Provided none of the results comes back saying 'RADIOACTIVE' or 'LIKELY TORY VOTER' (the first of which might be true, but the latter would be a definite false positive), and barring getting bumped for someone with more urgent needs, I'm due to have the procedure in a couple of weeks. I daresay I'll be whining about poor me afterwards.
I can't pretend that I'm not edgy about it all - I hate being put under anaesthesia - and I've been (as R could attest) a bit.... reactive, shall we say, for most of the day. It's also possible that so much comfort eating has taken place over the past twelve hours that I've had to let out my jeans belt by a notch. Tomorrow a grip will be got - but if you're one of the (several) people who's waiting for me to do something, please be aware that I'm likely to be more than usually unreliable for the next month or so.

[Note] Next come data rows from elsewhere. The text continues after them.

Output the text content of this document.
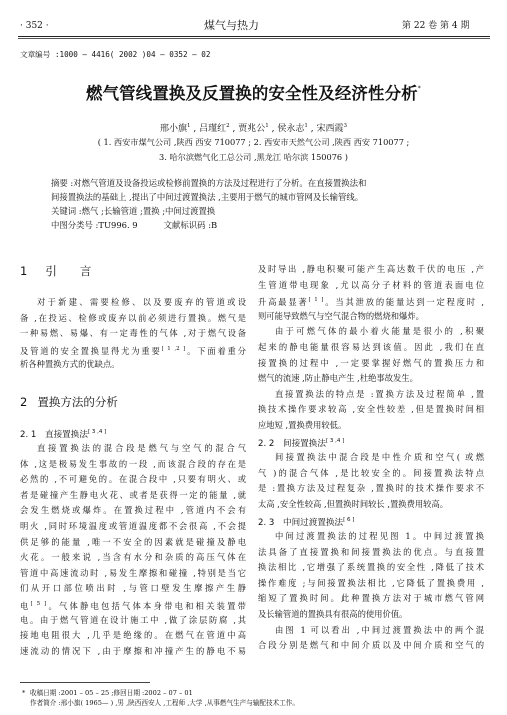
· 352 ·	煤气与热力	第 22 卷 第 4 期
文章编号 :1000 – 4416( 2002 )04 – 0352 – 02
燃气管线置换及反置换的安全性及经济性分析*
邢小旗$^1$ , 吕瑾红$^2$ , 贾兆公$^1$ , 侯永志$^1$ , 宋西霞$^3$
( 1. 西安市煤气公司 ,陕西 西安 710077 ; 2. 西安市天然气公司 ,陕西 西安 710077 ;
3. 哈尔滨燃气化工总公司 ,黑龙江 哈尔滨 150076 )
摘要 :对燃气管道及设备投运或检修前置换的方法及过程进行了分析。在直接置换法和
间接置换法的基础上 ,提出了中间过渡置换法 ,主要用于燃气的城市管网及长输管线。
关键词 :燃气 ;长输管道 ;置换 ;中间过渡置换
中图分类号 :TU996. 9	文献标识码 :B
1 引　　言
对于新建、需要检修、以及要废弃的管道或设
备 ,在投运、检修或废弃以前必须进行置换。燃气是
一种易燃、易爆、有一定毒性的气体 ,对于燃气设备
及管道的安全置换显得尤为重要[ 1 ,2 ]。下面着重分
析各种置换方式的优缺点。
2 置换方法的分析
2. 1　直接置换法[ 3 ,4 ]
直接置换法的混合段是燃气与空气的混合气
体 ,这是极易发生事故的一段 ,而该混合段的存在是
必然的 ,不可避免的。在混合段中 ,只要有明火、或
者是碰撞产生静电火花、或者是获得一定的能量 ,就
会发生燃烧或爆炸。在置换过程中 ,管道内不会有
明火 ,同时环境温度或管道温度都不会很高 ,不会提
供足够的能量 ,唯一不安全的因素就是碰撞及静电
火花。一般来说 ,当含有水分和杂质的高压气体在
管道中高速流动时 ,易发生摩擦和碰撞 ,特别是当它
们从开口部位喷出时 ,与管口壁发生摩擦产生静
电[ 5 ]。气体静电包括气体本身带电和相关装置带
电。由于燃气管道在设计施工中 ,做了涂层防腐 ,其
接地电阻很大 ,几乎是绝缘的。在燃气在管道中高
速流动的情况下 ,由于摩擦和冲撞产生的静电不易
及时导出 ,静电积聚可能产生高达数千伏的电压 ,产
生管道带电现象 ,尤以高分子材料的管道表面电位
升高最显著[ 1 ]。当其泄放的能量达到一定程度时 ,
则可能导致燃气与空气混合物的燃烧和爆炸。
由于可燃气体的最小着火能量是很小的 ,积聚
起来的静电能量很容易达到该值。因此 ,我们在直
接置换的过程中 ,一定要掌握好燃气的置换压力和
燃气的流速 ,防止静电产生 ,杜绝事故发生。
直接置换法的特点是 :置换方法及过程简单 ,置
换技术操作要求较高 ,安全性较差 ,但是置换时间相
应地短 ,置换费用较低。
2. 2　间接置换法[ 3 ,4 ]
间接置换法中混合段是中性介质和空气( 或燃
气 )的混合气体 ,是比较安全的。间接置换法特点
是 :置换方法及过程复杂 ,置换时的技术操作要求不
太高 ,安全性较高 ,但置换时间较长 ,置换费用较高。
2. 3　中间过渡置换法[ 6 ]
中间过渡置换法的过程见图 1。中间过渡置换
法具备了直接置换和间接置换法的优点。与直接置
换法相比 ,它增强了系统置换的安全性 ,降低了技术
操作难度 ;与间接置换法相比 ,它降低了置换费用 ,
缩短了置换时间。此种置换方法对于城市燃气管网
及长输管道的置换具有很高的使用价值。
由图 1 可以看出 ,中间过渡置换法中的两个混
合段分别是燃气和中间介质以及中间介质和空气的
* 收稿日期 :2001 – 05 – 25 ;修回日期 :2002 – 07 – 01
作者简介 :邢小旗( 1965— ) ,男 ,陕西西安人 ,工程师 ,大学 ,从事燃气生产与输配技术工作。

This is a kind of entry for BikerBear's Flower Friday challenge - inasmuch as it has flowers in it - but you won't be surprised that I rejected all the photos I took today of flowers that weren't adorned with a Harlequin ladybird larva, in favour of one that was. The flower is Cerastium tomentosum, rather sweetly known as snow-in-summer, which sprawls in an untidy mat along the top of part of the front garden wall. Yesterday I found a hoverfly larvae in one of the flowers; today it wasn't there, a fact I suspect may be not unconnected with the presence of Mr Harlequin, who was beavering busily up and down the stems, scoffing everything edible in his path.
Much like myself, now I come to think of it.